Form 5500 Filing Requirements
When Is Filing Required?
- Plans with 100+ participants at the start of the plan year
- Funded plans (regardless of size)
What Counts as a Participant?
- Employees (active and former)
- COBRA participants
- Does not include dependents
Filing Details
- Due 7 months after plan year end (July 31 for calendar year plans)
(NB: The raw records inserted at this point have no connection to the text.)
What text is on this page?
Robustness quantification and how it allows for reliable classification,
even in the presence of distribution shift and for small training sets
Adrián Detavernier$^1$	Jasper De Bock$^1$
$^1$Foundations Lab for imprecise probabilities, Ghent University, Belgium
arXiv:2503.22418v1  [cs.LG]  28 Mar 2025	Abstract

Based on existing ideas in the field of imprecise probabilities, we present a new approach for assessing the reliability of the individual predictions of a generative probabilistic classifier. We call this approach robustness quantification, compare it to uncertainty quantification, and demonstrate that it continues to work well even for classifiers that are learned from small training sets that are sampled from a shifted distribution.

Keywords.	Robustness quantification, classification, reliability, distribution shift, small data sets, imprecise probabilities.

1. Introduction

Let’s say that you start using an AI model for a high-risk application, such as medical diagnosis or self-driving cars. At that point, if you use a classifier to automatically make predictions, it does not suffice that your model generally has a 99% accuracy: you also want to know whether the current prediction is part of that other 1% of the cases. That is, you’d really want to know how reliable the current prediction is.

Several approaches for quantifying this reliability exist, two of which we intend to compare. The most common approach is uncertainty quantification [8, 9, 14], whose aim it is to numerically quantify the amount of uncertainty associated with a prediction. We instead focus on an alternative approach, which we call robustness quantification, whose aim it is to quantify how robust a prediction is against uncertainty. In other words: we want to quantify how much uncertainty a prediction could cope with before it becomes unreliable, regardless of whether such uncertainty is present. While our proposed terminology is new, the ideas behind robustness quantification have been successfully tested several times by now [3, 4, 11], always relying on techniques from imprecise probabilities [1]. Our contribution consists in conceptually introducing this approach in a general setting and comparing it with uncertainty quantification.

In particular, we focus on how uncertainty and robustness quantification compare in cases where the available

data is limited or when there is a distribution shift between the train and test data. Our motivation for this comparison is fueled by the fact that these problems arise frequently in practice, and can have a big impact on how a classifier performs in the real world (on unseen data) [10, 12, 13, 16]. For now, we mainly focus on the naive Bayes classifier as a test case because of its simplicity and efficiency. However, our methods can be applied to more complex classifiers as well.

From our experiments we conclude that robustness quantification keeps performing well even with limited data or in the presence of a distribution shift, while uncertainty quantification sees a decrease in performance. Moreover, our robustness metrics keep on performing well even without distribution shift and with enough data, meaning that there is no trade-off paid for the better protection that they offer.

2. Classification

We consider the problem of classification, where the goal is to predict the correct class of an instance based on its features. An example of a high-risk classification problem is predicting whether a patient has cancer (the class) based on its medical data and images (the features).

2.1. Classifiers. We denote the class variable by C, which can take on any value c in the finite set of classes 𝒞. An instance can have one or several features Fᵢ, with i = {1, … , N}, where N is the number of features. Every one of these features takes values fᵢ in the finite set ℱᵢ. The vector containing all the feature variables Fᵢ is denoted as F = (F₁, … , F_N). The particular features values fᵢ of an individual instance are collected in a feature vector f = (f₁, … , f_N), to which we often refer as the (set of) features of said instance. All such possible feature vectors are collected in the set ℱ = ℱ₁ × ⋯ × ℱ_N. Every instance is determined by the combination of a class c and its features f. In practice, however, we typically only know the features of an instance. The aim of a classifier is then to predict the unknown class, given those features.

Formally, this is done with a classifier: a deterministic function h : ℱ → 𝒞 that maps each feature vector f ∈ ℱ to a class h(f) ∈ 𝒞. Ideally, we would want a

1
- 2.5-month extension available via Form 5558
Efficiency Tip
Using a wrap document can consolidate multiple plans into a single filing.
PCORI Fees
What Are They?
Fees that fund the Patient-Centered Outcomes Research Institute.
Who Pays?
- Fully insured plans: paid by carriers
- Self-funded plans: paid by employers
Key Details
- Approx. $3 per covered life
- Due July 31 annually
- Reported using Form 720 (Q2 filing)
Important Note
Short plan years may result in multiple fees due in the same year.
Gag Clause Attestation
What Is Required?
Employers must confirm that their contracts do not restrict access to plan data.
Key Considerations
- Applies to agreements with:
- Carriers
- TPAs
- PBMs
- Includes downstream vendor contracts
Who Completes It?
- Fully insured: often handled by carriers
- Self-funded: typically employer responsibility, supported by vendors
Deadline
- Must be completed annually by December 31
Mental Health Parity: Comparative Analysis Requirement
What Is Required?
Plans must demonstrate that mental health and substance use disorder benefits are comparable to medical/surgical benefits.
What Must Be Documented?
A written comparative analysis of:
- Financial requirements (e.g., deductibles, copays)
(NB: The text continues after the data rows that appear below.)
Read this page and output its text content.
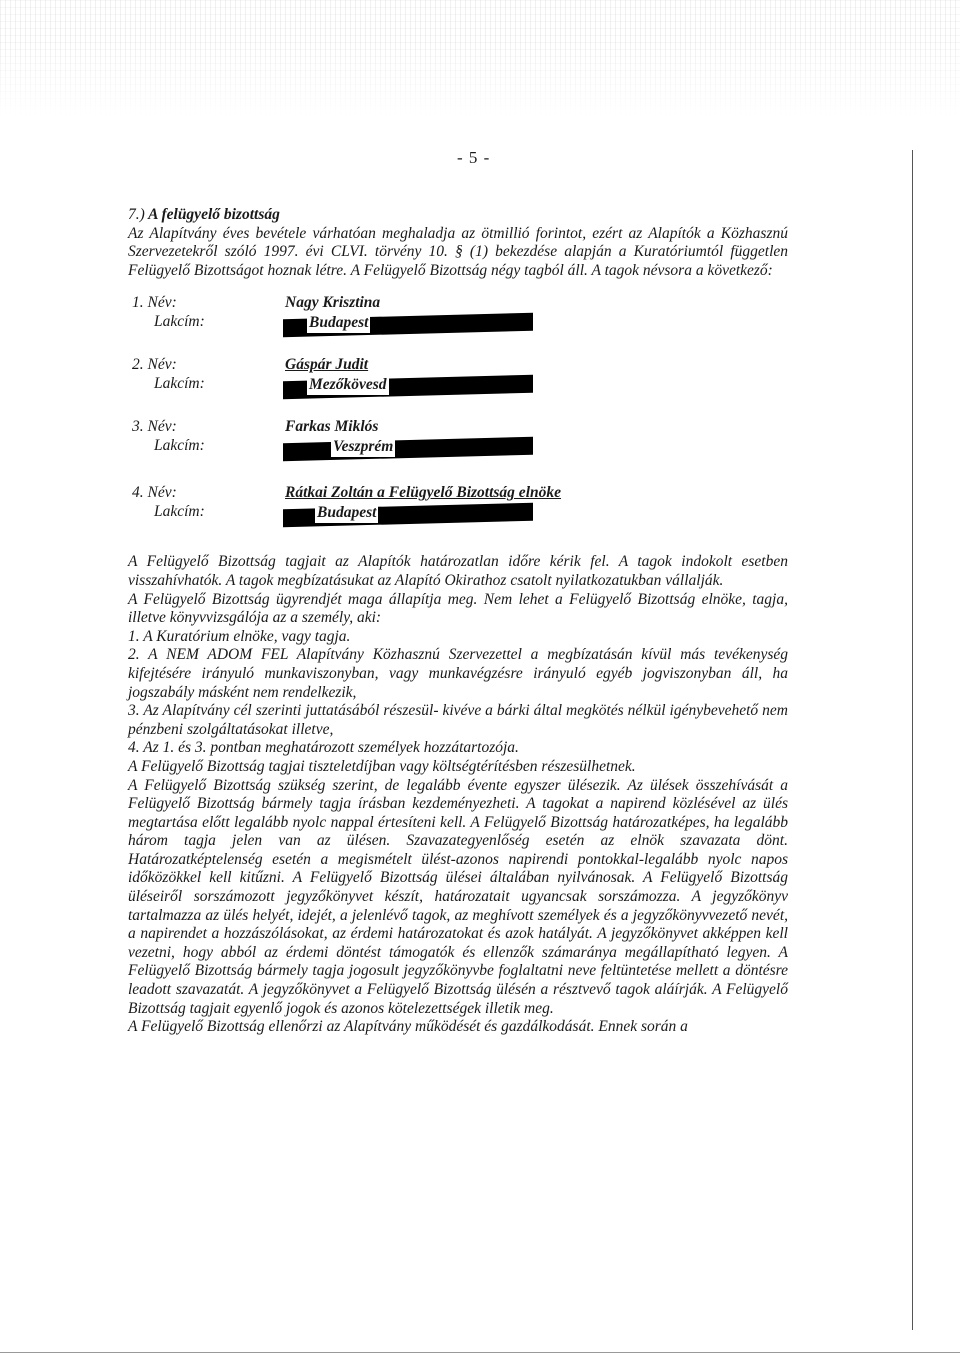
- 5 -

7.) A felügyelő bizottság

Az Alapítvány éves bevétele várhatóan meghaladja az ötmillió forintot, ezért az Alapítók a Közhasznú Szervezetekről szóló 1997. évi CLVI. törvény 10. § (1) bekezdése alapján a Kuratóriumtól független Felügyelő Bizottságot hoznak létre. A Felügyelő Bizottság négy tagból áll. A tagok névsora a következő:

1. Név:
Lakcím:
Nagy Krisztina
Budapest
2. Név:
Lakcím:
Gáspár Judit
Mezőkövesd
3. Név:
Lakcím:
Farkas Miklós
Veszprém
4. Név:
Lakcím:
Rátkai Zoltán a Felügyelő Bizottság elnöke
Budapest

A Felügyelő Bizottság tagjait az Alapítók határozatlan időre kérik fel. A tagok indokolt esetben visszahívhatók. A tagok megbízatásukat az Alapító Okirathoz csatolt nyilatkozatukban vállalják.

A Felügyelő Bizottság ügyrendjét maga állapítja meg. Nem lehet a Felügyelő Bizottság elnöke, tagja, illetve könyvvizsgálója az a személy, aki:

1. A Kuratórium elnöke, vagy tagja.

2. A NEM ADOM FEL Alapítvány Közhasznú Szervezettel a megbízatásán kívül más tevékenység kifejtésére irányuló munkaviszonyban, vagy munkavégzésre irányuló egyéb jogviszonyban áll, ha jogszabály másként nem rendelkezik,

3. Az Alapítvány cél szerinti juttatásából részesül- kivéve a bárki által megkötés nélkül igénybevehető nem pénzbeni szolgáltatásokat illetve,

4. Az 1. és 3. pontban meghatározott személyek hozzátartozója.

A Felügyelő Bizottság tagjai tiszteletdíjban vagy költségtérítésben részesülhetnek.

A Felügyelő Bizottság szükség szerint, de legalább évente egyszer ülésezik. Az ülések összehívását a Felügyelő Bizottság bármely tagja írásban kezdeményezheti. A tagokat a napirend közlésével az ülés megtartása előtt legalább nyolc nappal értesíteni kell. A Felügyelő Bizottság határozatképes, ha legalább három tagja jelen van az ülésen. Szavazategyenlőség esetén az elnök szavazata dönt. Határozatképtelenség esetén a megismételt ülést-azonos napirendi pontokkal-legalább nyolc napos időközökkel kell kitűzni. A Felügyelő Bizottság ülései általában nyilvánosak. A Felügyelő Bizottság üléseiről sorszámozott jegyzőkönyvet készít, határozatait ugyancsak sorszámozza. A jegyzőkönyv tartalmazza az ülés helyét, idejét, a jelenlévő tagok, az meghívott személyek és a jegyzőkönyvvezető nevét, a napirendet a hozzászólásokat, az érdemi határozatokat és azok hatályát. A jegyzőkönyvet akképpen kell vezetni, hogy abból az érdemi döntést támogatók és ellenzők számaránya megállapítható legyen. A Felügyelő Bizottság bármely tagja jogosult jegyzőkönyvbe foglaltatni neve feltüntetése mellett a döntésre leadott szavazatát. A jegyzőkönyvet a Felügyelő Bizottság ülésén a résztvevő tagok aláírják. A Felügyelő Bizottság tagjait egyenlő jogok és azonos kötelezettségek illetik meg.

A Felügyelő Bizottság ellenőrzi az Alapítvány működését és gazdálkodását. Ennek során a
- Treatment limitations (e.g., visit limits)
- Non-quantitative limitations (e.g., prior authorization, medical necessity)
Employer Responsibilities
- Ensure analysis is completed
- Maintain documentation
- Provide upon request (not filed proactively)
New for 2025
A plan fiduciary must certify that:
- A qualified vendor was selected
- The analysis was reviewed
- Any gaps are being addressed
Clarifications & Added Context
- Fully insured vs. self-funded matters: Many reporting obligations shift from employer to vendor depending on plan structure.
- No “one-size-fits-all” approach: Employers often share responsibility with multiple vendors and must coordinate accordingly.
- Documentation is critical: Even when filings are not required, maintaining records is essential for audits or participant requests.
Disclaimer
This content is provided for general informational purposes only and is not intended as insurance advice. Coverage, terms, and availability can vary by carrier and state. For guidance specific to your situation, we recommend speaking with a licensed insurance professional.